(120f) Dgpredictor: Automated Fragmentation Method for Gibbs Energy Change Prediction of Metabolic Reaction and De Novo Pathway Design | AIChE

(120f) Dgpredictor: Automated Fragmentation Method for Gibbs Energy Change Prediction of Metabolic Reaction and De Novo Pathway Design

Thermodynamic analysis of metabolic pathways is important in identifying novel pathways for biochemical synthesis. To this end, Group Contribution (GC) methods are widely applied for estimating the standard Gibbs energy change (ΔrG'°) of enzymatic reactions using limited experimental measurements. However, drawbacks of such methods arise from their dependence on manually curated functional groups and inability to include stereochemical information; these obstacles lead to limited reaction coverage. Here, we present a moiety-based automated fragmentation method using molecular fingerprints to design a thermodynamic analysis tool called dGPredictor. It allows the ability to include stereochemistry within chemical structures and thus broadens biochemical reaction coverage. dGPredictor shows comparable accuracy as the current GC methods and, in particular, can capture Gibbs energy change for reactions that only undergo stereochemical changes, such as isomerase and transferase reactions, which show no overall group change. We apply dGPredictor to predict the Gibbs energy change for reactions involving novel structures and integration with de novo metabolic pathway design tools such as novoStoic to prohibit reactions steps for which the directionalities are thermodynamically infeasible. We also demonstrate a graphical user interface for dGPredictor that facilitates easy access for predicting Gibbs energy change of reactions at different pH and ionic strengths. dGPredictor allows customized user input of molecules as KEGG IDs or as InChI strings (for novel metabolites) and is open source (https://github.com/maranasgroup/dGPredictor).

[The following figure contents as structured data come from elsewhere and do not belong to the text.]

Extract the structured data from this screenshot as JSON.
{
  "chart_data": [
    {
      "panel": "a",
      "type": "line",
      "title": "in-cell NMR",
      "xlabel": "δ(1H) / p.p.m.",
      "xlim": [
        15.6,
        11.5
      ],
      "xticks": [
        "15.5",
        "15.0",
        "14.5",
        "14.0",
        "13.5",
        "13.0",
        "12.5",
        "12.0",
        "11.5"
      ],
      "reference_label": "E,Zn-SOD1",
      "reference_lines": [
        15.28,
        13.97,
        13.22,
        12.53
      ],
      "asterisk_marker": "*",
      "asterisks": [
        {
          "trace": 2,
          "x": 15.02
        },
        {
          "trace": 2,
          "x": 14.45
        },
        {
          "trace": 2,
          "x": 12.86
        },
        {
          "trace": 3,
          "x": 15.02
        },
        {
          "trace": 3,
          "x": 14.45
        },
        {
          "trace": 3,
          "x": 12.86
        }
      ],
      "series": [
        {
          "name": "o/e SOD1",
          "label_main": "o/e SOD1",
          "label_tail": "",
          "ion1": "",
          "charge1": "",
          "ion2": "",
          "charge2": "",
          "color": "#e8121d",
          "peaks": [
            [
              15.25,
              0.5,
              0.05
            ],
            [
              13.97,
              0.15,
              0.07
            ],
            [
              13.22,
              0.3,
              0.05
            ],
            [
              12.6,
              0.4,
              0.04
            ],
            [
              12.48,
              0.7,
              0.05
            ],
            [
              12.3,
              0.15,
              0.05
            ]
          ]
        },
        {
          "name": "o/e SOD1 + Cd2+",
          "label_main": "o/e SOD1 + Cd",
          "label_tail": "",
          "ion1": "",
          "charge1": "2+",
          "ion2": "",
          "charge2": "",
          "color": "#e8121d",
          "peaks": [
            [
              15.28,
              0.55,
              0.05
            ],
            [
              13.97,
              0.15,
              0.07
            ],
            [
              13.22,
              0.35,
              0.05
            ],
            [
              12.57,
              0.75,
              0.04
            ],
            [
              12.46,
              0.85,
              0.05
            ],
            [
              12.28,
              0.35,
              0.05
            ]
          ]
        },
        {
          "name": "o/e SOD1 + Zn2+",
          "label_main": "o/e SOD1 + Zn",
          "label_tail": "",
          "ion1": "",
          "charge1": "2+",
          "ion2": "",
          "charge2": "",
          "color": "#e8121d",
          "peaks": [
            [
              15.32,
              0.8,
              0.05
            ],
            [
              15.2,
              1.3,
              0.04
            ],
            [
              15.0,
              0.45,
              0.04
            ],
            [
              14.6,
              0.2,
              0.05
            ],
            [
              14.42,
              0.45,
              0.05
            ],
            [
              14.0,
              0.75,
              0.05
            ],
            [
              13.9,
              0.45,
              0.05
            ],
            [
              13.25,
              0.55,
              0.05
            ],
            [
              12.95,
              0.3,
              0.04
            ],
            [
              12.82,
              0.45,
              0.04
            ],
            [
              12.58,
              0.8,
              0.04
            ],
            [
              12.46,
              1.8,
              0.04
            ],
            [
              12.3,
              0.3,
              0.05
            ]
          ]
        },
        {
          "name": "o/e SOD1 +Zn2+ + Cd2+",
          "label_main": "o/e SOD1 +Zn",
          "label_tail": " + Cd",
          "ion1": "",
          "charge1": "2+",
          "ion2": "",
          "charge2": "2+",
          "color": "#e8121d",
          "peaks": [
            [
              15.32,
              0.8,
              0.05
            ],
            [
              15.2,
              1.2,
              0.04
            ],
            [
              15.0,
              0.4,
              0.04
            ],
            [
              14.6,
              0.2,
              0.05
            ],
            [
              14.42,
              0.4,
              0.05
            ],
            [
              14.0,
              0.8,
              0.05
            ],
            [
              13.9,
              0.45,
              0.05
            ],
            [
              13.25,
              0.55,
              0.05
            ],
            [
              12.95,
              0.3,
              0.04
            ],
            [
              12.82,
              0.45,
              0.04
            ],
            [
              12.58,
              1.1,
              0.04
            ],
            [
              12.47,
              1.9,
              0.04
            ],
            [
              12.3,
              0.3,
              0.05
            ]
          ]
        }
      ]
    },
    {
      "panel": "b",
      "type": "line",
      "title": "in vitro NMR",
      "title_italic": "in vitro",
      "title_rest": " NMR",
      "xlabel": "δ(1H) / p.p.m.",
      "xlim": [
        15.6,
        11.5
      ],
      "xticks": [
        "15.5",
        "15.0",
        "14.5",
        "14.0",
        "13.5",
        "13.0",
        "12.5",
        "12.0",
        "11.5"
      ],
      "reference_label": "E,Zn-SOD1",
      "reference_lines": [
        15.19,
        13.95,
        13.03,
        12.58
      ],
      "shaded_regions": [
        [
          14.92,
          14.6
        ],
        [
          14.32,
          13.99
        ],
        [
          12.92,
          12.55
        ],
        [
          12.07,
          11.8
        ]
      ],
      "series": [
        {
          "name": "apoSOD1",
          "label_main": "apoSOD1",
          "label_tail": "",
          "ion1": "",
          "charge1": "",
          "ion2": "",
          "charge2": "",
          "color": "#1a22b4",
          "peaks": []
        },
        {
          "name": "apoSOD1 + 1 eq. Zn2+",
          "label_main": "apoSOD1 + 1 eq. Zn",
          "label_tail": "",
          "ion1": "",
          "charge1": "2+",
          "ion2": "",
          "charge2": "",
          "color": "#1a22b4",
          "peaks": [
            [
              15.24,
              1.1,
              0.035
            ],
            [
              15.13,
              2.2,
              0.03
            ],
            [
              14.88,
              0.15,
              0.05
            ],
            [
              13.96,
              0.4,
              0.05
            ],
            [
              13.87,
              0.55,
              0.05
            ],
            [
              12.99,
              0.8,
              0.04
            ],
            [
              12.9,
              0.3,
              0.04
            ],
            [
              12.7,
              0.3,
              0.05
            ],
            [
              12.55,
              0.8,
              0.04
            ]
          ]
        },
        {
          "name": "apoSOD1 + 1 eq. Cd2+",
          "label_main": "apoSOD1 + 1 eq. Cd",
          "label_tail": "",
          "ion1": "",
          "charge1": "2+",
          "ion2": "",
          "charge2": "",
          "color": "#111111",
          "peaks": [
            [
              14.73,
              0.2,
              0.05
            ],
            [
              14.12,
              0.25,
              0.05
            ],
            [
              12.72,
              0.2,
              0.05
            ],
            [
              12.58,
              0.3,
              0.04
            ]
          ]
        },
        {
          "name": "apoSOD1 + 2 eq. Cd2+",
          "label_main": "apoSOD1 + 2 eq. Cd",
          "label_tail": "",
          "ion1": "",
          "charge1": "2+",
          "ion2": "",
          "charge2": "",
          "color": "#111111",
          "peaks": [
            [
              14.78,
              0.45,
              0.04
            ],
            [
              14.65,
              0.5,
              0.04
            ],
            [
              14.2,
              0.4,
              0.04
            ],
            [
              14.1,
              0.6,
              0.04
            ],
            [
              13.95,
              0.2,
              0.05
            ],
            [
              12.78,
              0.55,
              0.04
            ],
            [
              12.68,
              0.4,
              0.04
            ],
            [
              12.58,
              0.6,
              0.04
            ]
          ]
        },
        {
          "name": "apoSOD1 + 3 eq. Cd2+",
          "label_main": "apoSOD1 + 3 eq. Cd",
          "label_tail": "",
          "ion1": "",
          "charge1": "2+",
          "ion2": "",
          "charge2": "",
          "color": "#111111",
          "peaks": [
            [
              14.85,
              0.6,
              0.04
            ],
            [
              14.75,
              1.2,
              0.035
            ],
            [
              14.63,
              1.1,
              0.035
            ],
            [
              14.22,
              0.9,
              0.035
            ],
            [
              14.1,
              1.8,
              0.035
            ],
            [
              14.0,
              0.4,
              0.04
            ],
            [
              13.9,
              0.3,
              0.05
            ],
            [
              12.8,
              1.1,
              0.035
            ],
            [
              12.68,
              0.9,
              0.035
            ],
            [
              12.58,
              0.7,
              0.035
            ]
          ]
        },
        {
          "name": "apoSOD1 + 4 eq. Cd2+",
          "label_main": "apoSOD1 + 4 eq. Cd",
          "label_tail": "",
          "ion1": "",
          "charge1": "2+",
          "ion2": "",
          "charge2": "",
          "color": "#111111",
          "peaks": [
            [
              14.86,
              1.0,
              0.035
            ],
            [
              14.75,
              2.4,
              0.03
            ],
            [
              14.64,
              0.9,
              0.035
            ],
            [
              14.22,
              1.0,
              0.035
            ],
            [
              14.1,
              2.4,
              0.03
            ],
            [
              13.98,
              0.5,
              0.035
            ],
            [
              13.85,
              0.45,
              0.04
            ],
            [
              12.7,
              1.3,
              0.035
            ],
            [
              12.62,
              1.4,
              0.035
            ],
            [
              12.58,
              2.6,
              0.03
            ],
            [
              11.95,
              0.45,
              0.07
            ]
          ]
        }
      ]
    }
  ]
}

We find that dGPredictor improves the goodness of fit of the linear regression to find the moiety contribution over the widely used GC method by 78.8% (i.e., Mean Squared Error (MSE) over training data from the TECRDB database). Finally, dGPredictor also increases the coverage of ΔfG'° and ΔrG'° estimation for metabolites and reactions present in the KEGG database by 17.2% and 102%, respectively, over GC by allowing for stereochemical considerations not captured in previous expert-defined chemical groups.